An image, showing a PIA passenger plane, taken through a glass panel, at Islamabad International Airport, Pakistan October 3, 2023. — Reuters
In a fresh bid to privatise Pakistan International Airlines (PIA), the government is set to issue an Expression of Interest (EoI) this month, putting the national flag carrier on sale with a clean sheet of liabilities.
To appeal to serious bidders and ensure a smooth selloff, the government is protecting the buyers against an 18% goods and services tax (GST) on aircraft purchasing after obtaining approval from the International Monetary Fund (IMF).
It's worth mentioning that the waived 18% GST will reportedly encompass the entire aviation sector of the country after complete privatisation of the profitless PIA, a move said to facilitate private operators in expanding their businesses and services.
The imposition of the 18% GST was one of the two significant pitfalls believed to be unfavourable for previous buyers who retreated with their bids and did not even partake in the recent bidding process, according to The News.
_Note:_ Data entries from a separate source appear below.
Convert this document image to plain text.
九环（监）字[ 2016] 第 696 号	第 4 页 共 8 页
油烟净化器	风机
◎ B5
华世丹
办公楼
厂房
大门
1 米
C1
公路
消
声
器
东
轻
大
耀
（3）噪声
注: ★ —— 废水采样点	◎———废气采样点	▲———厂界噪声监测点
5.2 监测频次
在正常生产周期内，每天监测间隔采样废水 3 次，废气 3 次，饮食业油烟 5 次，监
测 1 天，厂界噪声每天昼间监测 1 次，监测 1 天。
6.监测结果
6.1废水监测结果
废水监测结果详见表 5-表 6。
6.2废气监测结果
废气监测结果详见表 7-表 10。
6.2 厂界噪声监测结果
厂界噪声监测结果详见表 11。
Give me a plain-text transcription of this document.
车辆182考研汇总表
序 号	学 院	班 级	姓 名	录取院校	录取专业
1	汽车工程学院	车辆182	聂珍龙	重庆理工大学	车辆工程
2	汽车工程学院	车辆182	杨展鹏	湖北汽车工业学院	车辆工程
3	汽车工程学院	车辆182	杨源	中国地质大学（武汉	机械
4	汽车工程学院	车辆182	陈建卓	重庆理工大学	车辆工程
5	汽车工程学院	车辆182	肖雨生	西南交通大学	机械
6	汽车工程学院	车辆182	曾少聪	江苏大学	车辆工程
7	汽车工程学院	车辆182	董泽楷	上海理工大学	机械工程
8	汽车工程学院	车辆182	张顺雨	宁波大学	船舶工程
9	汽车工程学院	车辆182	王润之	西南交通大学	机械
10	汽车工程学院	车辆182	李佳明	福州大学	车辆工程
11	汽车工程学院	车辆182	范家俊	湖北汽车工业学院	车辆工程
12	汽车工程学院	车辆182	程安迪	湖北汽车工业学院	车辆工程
In favour of PIA's private takeover, the same bidders have expressed interest in the next bidding round to acquire Pakistan's loss-making flag carrier, as the exoneration from the GST and the clearing of Rs45 billion negative equity on the airliner’s balance sheet were their major demands.
Resuming after a botched finalisation of a deal, PIA's private sell-off will now undergo the removal of Rs45bn negative equity by the government, out of which Rs26 billion accounts for FBR taxes, Rs10bn for Civil Aviation charges and the remaining for pension liabilities.